The Gallery's Watercolour Collection had modest beginnings, but over the past 70 years it has grown steadily by gift and purchase and, of all the Collections, still maintains a largely traditional emphasis. When the Gallery opened in June 1932, just 28 of the 128 paintings on display were watercolours and, of these, 11 were by British artists and 17 by New Zealanders. Among the mostly nineteenth century British watercolours were those by Helen Allingham, Edgar Bundy, Matthew Hale, Laura Knight, William Lee Hankey and Ernest Waterlow. In contrast, the New Zealand watercolours were by mostly contemporary or early twentieth century artists and included works by James Cook, Olivia Spencer Bower, Margaret Stoddart, Maude Sherwood, Eleanor Hughes and Alfred Walsh. The foundation Watercolour Collection included two paintings of larger than usual dimensions. William Lee Hankey's We've been in the Meadows all day (1184 x 878mm) and Charles N. Worsley's Mount Sefton (996 x 1105mm) are still greater in scale than any other work in the Watercolour Collection.

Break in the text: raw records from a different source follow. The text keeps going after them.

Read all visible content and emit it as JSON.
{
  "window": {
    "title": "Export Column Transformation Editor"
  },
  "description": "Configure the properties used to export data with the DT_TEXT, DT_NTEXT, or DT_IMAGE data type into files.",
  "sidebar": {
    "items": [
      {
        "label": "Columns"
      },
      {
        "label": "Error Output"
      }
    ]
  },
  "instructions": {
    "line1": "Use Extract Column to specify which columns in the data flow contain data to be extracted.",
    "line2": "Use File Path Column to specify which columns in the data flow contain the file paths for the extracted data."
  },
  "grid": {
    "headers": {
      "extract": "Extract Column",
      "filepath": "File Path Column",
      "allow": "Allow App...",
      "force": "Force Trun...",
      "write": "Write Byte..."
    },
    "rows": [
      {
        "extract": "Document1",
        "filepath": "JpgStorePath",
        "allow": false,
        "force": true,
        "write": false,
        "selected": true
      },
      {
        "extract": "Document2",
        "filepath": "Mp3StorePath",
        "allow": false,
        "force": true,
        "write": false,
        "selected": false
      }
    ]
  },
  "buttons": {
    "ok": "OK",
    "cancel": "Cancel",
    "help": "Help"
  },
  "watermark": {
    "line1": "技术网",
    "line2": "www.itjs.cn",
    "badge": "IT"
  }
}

Later in 1932, a further seven watercolours were added as part of the James Jamieson Bequest, which included a work by Australian artist Hans Heysen and expatriate Owen Merton. Throughout the 1930s and 40s no purchases were made and the growth of the Watercolour Collection depended on gifts and bequests, such as the Robert Bell Bequest of 1943, which gave the Gallery a work by Henry S. Tuke and Sunlit Estuary (1897) by James Nairn. However in 1949, with a Picture Purchase fund having been established, there was the greater opportunity to begin to structure the Collection. The first watercolours purchased through this fund were West Coast Wellington by Nugent Welch and Wellington Coast by Thomas A. McCormack. These purchases were made at a time when the acquisition of the most celebrated watercolour in the Gallery's history, Frances Hodgkins' Pleasure Garden, was being hotly debated. It was not until 1951 that the work would be accepted into the Collection.

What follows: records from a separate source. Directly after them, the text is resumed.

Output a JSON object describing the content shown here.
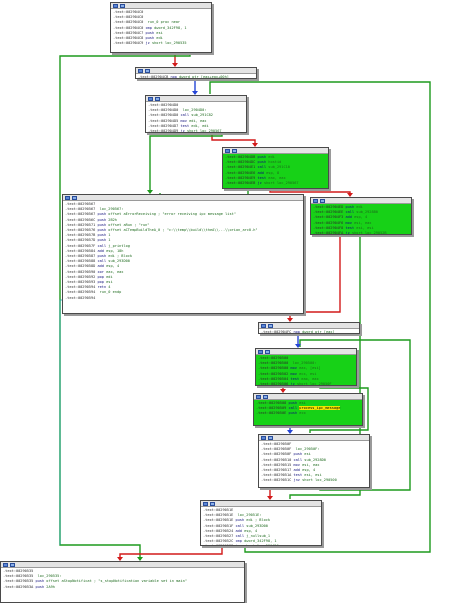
{
  "colors": {
    "edge_true": "#1d9a1d",
    "edge_false": "#d21a1a",
    "edge_uncond": "#2545d6",
    "node_green": "#17d117"
  },
  "nodes": [
    {
      "id": "n1",
      "green": false,
      "lines": [
        {
          "a": ".text:002904C0",
          "i": "",
          "o": ""
        },
        {
          "a": ".text:002904C0",
          "i": "",
          "o": ""
        },
        {
          "a": ".text:002904C0",
          "i": "",
          "o": "run_0 proc near"
        },
        {
          "a": ".text:002904C0",
          "i": "cmp",
          "o": "dword_342F98, 1"
        },
        {
          "a": ".text:002904C7",
          "i": "push",
          "o": "esi"
        },
        {
          "a": ".text:002904C8",
          "i": "push",
          "o": "edi"
        },
        {
          "a": ".text:002904C9",
          "i": "jz",
          "o": "short loc_290535"
        }
      ]
    },
    {
      "id": "n2",
      "green": false,
      "lines": [
        {
          "a": ".text:002904CB",
          "i": "nop",
          "o": "dword ptr [eax+eax+00h]"
        }
      ]
    },
    {
      "id": "n3",
      "green": false,
      "lines": [
        {
          "a": ".text:002904D0",
          "i": "",
          "o": ""
        },
        {
          "a": ".text:002904D0",
          "i": "",
          "o": "loc_2904D0:"
        },
        {
          "a": ".text:002904D0",
          "i": "call",
          "o": "sub_291C82"
        },
        {
          "a": ".text:002904D5",
          "i": "mov",
          "o": "edi, eax"
        },
        {
          "a": ".text:002904D7",
          "i": "test",
          "o": "edi, edi"
        },
        {
          "a": ".text:002904D9",
          "i": "jz",
          "o": "short loc_290567"
        }
      ]
    },
    {
      "id": "n4",
      "green": true,
      "lines": [
        {
          "a": ".text:002904DB",
          "i": "push",
          "o": "edi"
        },
        {
          "a": ".text:002904DC",
          "i": "push",
          "o": "hostid"
        },
        {
          "a": ".text:002904E1",
          "i": "call",
          "o": "sub_291C10"
        },
        {
          "a": ".text:002904E6",
          "i": "add",
          "o": "esp, 8"
        },
        {
          "a": ".text:002904E9",
          "i": "test",
          "o": "eax, eax"
        },
        {
          "a": ".text:002904EB",
          "i": "jz",
          "o": "short loc_290567"
        }
      ]
    },
    {
      "id": "n5",
      "green": false,
      "lines": [
        {
          "a": ".text:00290567",
          "i": "",
          "o": ""
        },
        {
          "a": ".text:00290567",
          "i": "",
          "o": "loc_290567:"
        },
        {
          "a": ".text:00290567",
          "i": "push",
          "o": "offset aErrorReceiving ; \"error receiving ipc message list\""
        },
        {
          "a": ".text:0029056C",
          "i": "push",
          "o": "2B2h"
        },
        {
          "a": ".text:00290571",
          "i": "push",
          "o": "offset aRun ; \"run\""
        },
        {
          "a": ".text:00290576",
          "i": "push",
          "o": "offset aCTempBuildTheA_0 ; \"c:\\\\temp\\\\build\\\\theA\\\\...\\\\orion_arc0.h\""
        },
        {
          "a": ".text:0029057B",
          "i": "push",
          "o": "1"
        },
        {
          "a": ".text:0029057D",
          "i": "push",
          "o": "1"
        },
        {
          "a": ".text:0029057F",
          "i": "call",
          "o": "j_printlog"
        },
        {
          "a": ".text:00290584",
          "i": "add",
          "o": "esp, 18h"
        },
        {
          "a": ".text:00290587",
          "i": "push",
          "o": "edi ; Block"
        },
        {
          "a": ".text:00290588",
          "i": "call",
          "o": "sub_293D00"
        },
        {
          "a": ".text:0029058D",
          "i": "add",
          "o": "esp, 4"
        },
        {
          "a": ".text:00290590",
          "i": "xor",
          "o": "eax, eax"
        },
        {
          "a": ".text:00290592",
          "i": "pop",
          "o": "edi"
        },
        {
          "a": ".text:00290593",
          "i": "pop",
          "o": "esi"
        },
        {
          "a": ".text:00290594",
          "i": "retn",
          "o": "4"
        },
        {
          "a": ".text:00290594",
          "i": "",
          "o": "run_0 endp"
        },
        {
          "a": ".text:00290594",
          "i": "",
          "o": ""
        }
      ]
    },
    {
      "id": "n6",
      "green": true,
      "lines": [
        {
          "a": ".text:002904ED",
          "i": "push",
          "o": "edi"
        },
        {
          "a": ".text:002904EE",
          "i": "call",
          "o": "sub_2928B0"
        },
        {
          "a": ".text:002904F3",
          "i": "add",
          "o": "esp, 4"
        },
        {
          "a": ".text:002904F6",
          "i": "mov",
          "o": "esi, eax"
        },
        {
          "a": ".text:002904F8",
          "i": "test",
          "o": "esi, esi"
        },
        {
          "a": ".text:002904FA",
          "i": "jz",
          "o": "short loc_29052B"
        }
      ]
    },
    {
      "id": "n7",
      "green": false,
      "lines": [
        {
          "a": ".text:002904FC",
          "i": "nop",
          "o": "dword ptr [eax]"
        }
      ]
    },
    {
      "id": "n8",
      "green": true,
      "lines": [
        {
          "a": ".text:00290500",
          "i": "",
          "o": ""
        },
        {
          "a": ".text:00290500",
          "i": "",
          "o": "loc_290500:"
        },
        {
          "a": ".text:00290500",
          "i": "mov",
          "o": "eax, [esi]"
        },
        {
          "a": ".text:00290502",
          "i": "mov",
          "o": "ecx, esi"
        },
        {
          "a": ".text:00290504",
          "i": "test",
          "o": "eax, eax"
        },
        {
          "a": ".text:00290506",
          "i": "jz",
          "o": "short loc_29050F"
        }
      ]
    },
    {
      "id": "n9",
      "green": true,
      "lines": [
        {
          "a": ".text:00290508",
          "i": "push",
          "o": "esi"
        },
        {
          "a": ".text:00290509",
          "i": "call",
          "o": "process_ipc_message",
          "h": true
        },
        {
          "a": ".text:0029050E",
          "i": "push",
          "o": "ecx"
        }
      ]
    },
    {
      "id": "n10",
      "green": false,
      "lines": [
        {
          "a": ".text:0029050F",
          "i": "",
          "o": ""
        },
        {
          "a": ".text:0029050F",
          "i": "",
          "o": "loc_29050F:"
        },
        {
          "a": ".text:0029050F",
          "i": "push",
          "o": "esi"
        },
        {
          "a": ".text:00290510",
          "i": "call",
          "o": "sub_2928D0"
        },
        {
          "a": ".text:00290515",
          "i": "mov",
          "o": "esi, eax"
        },
        {
          "a": ".text:00290517",
          "i": "add",
          "o": "esp, 4"
        },
        {
          "a": ".text:0029051A",
          "i": "test",
          "o": "esi, esi"
        },
        {
          "a": ".text:0029051C",
          "i": "jnz",
          "o": "short loc_290500"
        }
      ]
    },
    {
      "id": "n11",
      "green": false,
      "lines": [
        {
          "a": ".text:0029051E",
          "i": "",
          "o": ""
        },
        {
          "a": ".text:0029051E",
          "i": "",
          "o": "loc_29051E:"
        },
        {
          "a": ".text:0029051E",
          "i": "push",
          "o": "edi ; Block"
        },
        {
          "a": ".text:0029051F",
          "i": "call",
          "o": "sub_293D00"
        },
        {
          "a": ".text:00290524",
          "i": "add",
          "o": "esp, 4"
        },
        {
          "a": ".text:00290527",
          "i": "call",
          "o": "j_nullsub_1"
        },
        {
          "a": ".text:0029052C",
          "i": "cmp",
          "o": "dword_342F98, 1"
        },
        {
          "a": ".text:00290533",
          "i": "jnz",
          "o": "short loc_2904D0"
        }
      ]
    },
    {
      "id": "n12",
      "green": false,
      "lines": [
        {
          "a": ".text:00290535",
          "i": "",
          "o": ""
        },
        {
          "a": ".text:00290535",
          "i": "",
          "o": "loc_290535:"
        },
        {
          "a": ".text:00290535",
          "i": "push",
          "o": "offset aStopNotificat ; \"s_stopNotification variable set in main\""
        },
        {
          "a": ".text:0029053A",
          "i": "push",
          "o": "2A9h"
        }
      ]
    }
  ]
}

In that year, the Gallery purchased two watercolours by Eric Lee-Johnson and through the remainder of the 1950s and most of the 1960s, watercolours by other New Zealand artists were added, including works by Juliet Peter, Esther Hope and Russell Clark, whose work The Gathering was an important purchase in 1958. Gifts and bequests of watercolours were also accepted during the 1950s and 1960s. Most of these were by British artists, among them George Cattermole, Charles Dixon, Samuel Prout and John Nash. Perhaps the most important gift of that period was the gouache Farmyard by Frances Hodgkins, which was presented in 1964 by the Contemporary Art Society of London.
With the implementation of a collection policy in the 1970s, attempts were made to fill gaps in the Watercolour Collection and works by a number of colonial artists including William Fox, John Kinder, John Barr Clarke Hoyte and John Gully, as well as contemporary practitioners in the watercolour medium such as W. A. Sutton. Olivia Spencer Bower, Gretchen Albrecht and Rosemary Campbell were sought and acquired. From the 1980s until the present this policy has continued and attempts have been made to strengthen the representation of artists already featured in the Watercolour Collection and to introduce others who have hitherto been unrepresented. Works by artists such as Nicholas Chevalier, John Kinder, M. T. Woollaston, James Fitzgerald, R. A. Oliver and Rita Angus are just six of a large number that have been added in recent years.
In 1998, the Gallery was given the opportunity to purchase 20 watercolours by Olivia Spencer Bower from the Olivia Spencer Bower Foundation and, since then, the Foundation has generously archived several hundred further watercolours for the future benefit of researchers on this artist. Similarly, with the W. A. Sutton bequest in 2000, the Gallery received a number of watercolours by other artists that had been in Sutton's private collection. This gift was the culmination of ongoing generosity by an artist who stands as one of Canterbury's foremost watercolourists. Other gifts by Sutton included 116 works from his magnum opus in the watercolour medium, made in Italy during 1973 and 1974. In 2002, although the Watercolour Collection is still not large in comparison to other collection areas and traditional practitioners of the medium are still collected, there is now a resolve to focus also on works by contemporary New Zealand watercolour artists.